Isolation and primary structure of a cellulase from the Japanese sea urchin Strongylocentrotus nudus

Glycoside-hydrolase-family 9 (GHF9) cellulases are known to be widely distributed in metazoa. These enzymes have been appreciably well investigated in protostome invertebrates such as arthropods, nematodes, and mollusks but have not been characterized in deuterostome invertebrates such as sea squirts and sea urchins. In the present study, we isolated the cellulase from the Japanese purple sea urchin Strongylocentrotus nudus and determined its enzymatic properties and primary structure. The sea urchin enzyme was extracted from the acetone-dried powder of digestive tract of S. nudus and purified by conventional chromatographies. The purified enzyme, which we named SnEG54, showed a molecular mass of 54 kDa on SDS–PAGE and exhibited high hydrolytic activity toward carboxymethyl cellulose with an optimum temperature and pH at 35 °C and 6.5, respectively.
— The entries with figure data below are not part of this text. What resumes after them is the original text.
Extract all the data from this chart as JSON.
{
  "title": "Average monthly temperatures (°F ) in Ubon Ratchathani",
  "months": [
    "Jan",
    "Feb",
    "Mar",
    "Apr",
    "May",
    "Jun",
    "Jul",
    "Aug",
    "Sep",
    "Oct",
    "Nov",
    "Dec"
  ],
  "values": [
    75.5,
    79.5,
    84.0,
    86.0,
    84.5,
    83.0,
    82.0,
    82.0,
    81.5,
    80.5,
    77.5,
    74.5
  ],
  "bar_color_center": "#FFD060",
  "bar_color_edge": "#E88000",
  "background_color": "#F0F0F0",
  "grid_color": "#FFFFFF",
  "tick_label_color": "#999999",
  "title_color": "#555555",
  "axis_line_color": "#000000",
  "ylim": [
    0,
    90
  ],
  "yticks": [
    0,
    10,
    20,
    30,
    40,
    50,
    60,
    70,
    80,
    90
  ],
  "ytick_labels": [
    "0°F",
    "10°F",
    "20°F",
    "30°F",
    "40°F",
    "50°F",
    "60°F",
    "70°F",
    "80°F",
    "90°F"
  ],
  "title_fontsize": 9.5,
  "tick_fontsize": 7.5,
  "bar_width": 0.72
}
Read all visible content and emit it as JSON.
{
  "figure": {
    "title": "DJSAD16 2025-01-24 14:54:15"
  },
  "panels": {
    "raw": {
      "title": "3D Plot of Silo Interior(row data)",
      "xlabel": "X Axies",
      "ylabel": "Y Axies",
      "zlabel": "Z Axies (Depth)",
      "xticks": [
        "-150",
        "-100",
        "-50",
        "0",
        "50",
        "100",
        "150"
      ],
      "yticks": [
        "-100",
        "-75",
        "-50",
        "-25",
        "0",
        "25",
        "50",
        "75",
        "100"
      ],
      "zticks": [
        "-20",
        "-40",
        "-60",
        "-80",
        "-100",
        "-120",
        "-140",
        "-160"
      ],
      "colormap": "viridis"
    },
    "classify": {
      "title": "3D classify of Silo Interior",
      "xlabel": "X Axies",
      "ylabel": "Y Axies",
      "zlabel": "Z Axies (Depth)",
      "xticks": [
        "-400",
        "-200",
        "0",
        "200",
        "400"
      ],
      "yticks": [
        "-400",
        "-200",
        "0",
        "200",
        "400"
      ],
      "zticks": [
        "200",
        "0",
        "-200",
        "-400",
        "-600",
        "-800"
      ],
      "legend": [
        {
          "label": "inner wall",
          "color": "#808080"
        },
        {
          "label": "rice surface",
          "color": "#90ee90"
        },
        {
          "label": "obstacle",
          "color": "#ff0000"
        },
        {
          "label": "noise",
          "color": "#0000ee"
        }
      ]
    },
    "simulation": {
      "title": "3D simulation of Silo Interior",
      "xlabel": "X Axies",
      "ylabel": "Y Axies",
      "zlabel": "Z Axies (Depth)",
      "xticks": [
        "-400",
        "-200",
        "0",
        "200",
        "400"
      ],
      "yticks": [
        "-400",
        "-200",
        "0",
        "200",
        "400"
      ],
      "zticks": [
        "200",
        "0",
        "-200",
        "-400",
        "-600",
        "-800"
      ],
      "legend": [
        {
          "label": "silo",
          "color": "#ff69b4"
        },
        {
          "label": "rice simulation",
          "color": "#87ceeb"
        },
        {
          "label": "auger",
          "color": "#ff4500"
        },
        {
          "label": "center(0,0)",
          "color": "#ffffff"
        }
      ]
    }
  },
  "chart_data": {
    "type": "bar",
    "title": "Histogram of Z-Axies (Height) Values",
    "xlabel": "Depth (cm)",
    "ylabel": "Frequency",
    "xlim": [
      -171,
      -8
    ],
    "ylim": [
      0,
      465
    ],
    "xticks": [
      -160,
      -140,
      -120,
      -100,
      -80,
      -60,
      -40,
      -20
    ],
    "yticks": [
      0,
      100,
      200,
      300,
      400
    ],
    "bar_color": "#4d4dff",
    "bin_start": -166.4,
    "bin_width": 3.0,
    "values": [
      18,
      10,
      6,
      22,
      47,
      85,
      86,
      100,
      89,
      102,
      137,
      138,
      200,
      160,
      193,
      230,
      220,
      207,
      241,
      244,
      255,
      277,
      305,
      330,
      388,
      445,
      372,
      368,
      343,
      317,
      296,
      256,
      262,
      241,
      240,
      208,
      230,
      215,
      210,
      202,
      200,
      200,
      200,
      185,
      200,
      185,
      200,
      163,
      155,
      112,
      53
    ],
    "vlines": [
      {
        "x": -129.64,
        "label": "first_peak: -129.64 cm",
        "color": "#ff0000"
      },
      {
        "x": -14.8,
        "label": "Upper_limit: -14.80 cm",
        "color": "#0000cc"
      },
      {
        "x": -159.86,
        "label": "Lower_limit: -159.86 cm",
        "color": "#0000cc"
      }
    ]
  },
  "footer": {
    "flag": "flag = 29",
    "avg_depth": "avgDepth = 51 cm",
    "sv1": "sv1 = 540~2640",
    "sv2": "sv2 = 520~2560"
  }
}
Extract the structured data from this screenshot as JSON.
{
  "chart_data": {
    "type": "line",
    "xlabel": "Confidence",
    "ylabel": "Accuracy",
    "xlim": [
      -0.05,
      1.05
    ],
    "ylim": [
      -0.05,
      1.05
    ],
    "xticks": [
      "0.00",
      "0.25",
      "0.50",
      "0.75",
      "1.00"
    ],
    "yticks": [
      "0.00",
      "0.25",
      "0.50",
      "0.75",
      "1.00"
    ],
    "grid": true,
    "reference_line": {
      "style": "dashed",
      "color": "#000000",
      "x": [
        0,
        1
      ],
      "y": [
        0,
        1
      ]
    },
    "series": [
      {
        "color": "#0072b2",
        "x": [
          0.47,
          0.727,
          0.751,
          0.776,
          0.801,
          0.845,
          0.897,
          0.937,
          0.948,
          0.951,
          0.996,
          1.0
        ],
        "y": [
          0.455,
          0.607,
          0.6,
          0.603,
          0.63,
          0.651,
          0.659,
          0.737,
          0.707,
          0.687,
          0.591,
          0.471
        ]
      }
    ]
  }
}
SnEG54 degraded cellulose polymer and cellooligosaccharides larger than cellotriose producing cellotriose and cellobiose but not these small cellooligosaccharides. From a cDNA library of the digestive tract we cloned 1822-bp cDNA encoding the amino-acid sequence of 444 residues of SnEG54. This sequence showed 50–57% identity with the sequences of GHF9 cellulases from abalone, sea squirt, and termite. The amino-acid residues crucial for the catalytic action of GHF9 cellulases are completely conserved in the SnEG54 sequence. An 8-kbp structural gene fragment encoding SnEG54 was amplified by PCR from chromosomal DNA of S. nudus. The positions of five introns are consistent with those in other animal GHF9 cellulase genes. Thus, we confirmed that the sea urchin produces an active GHF9 cellulase closely related to other animal cellulases.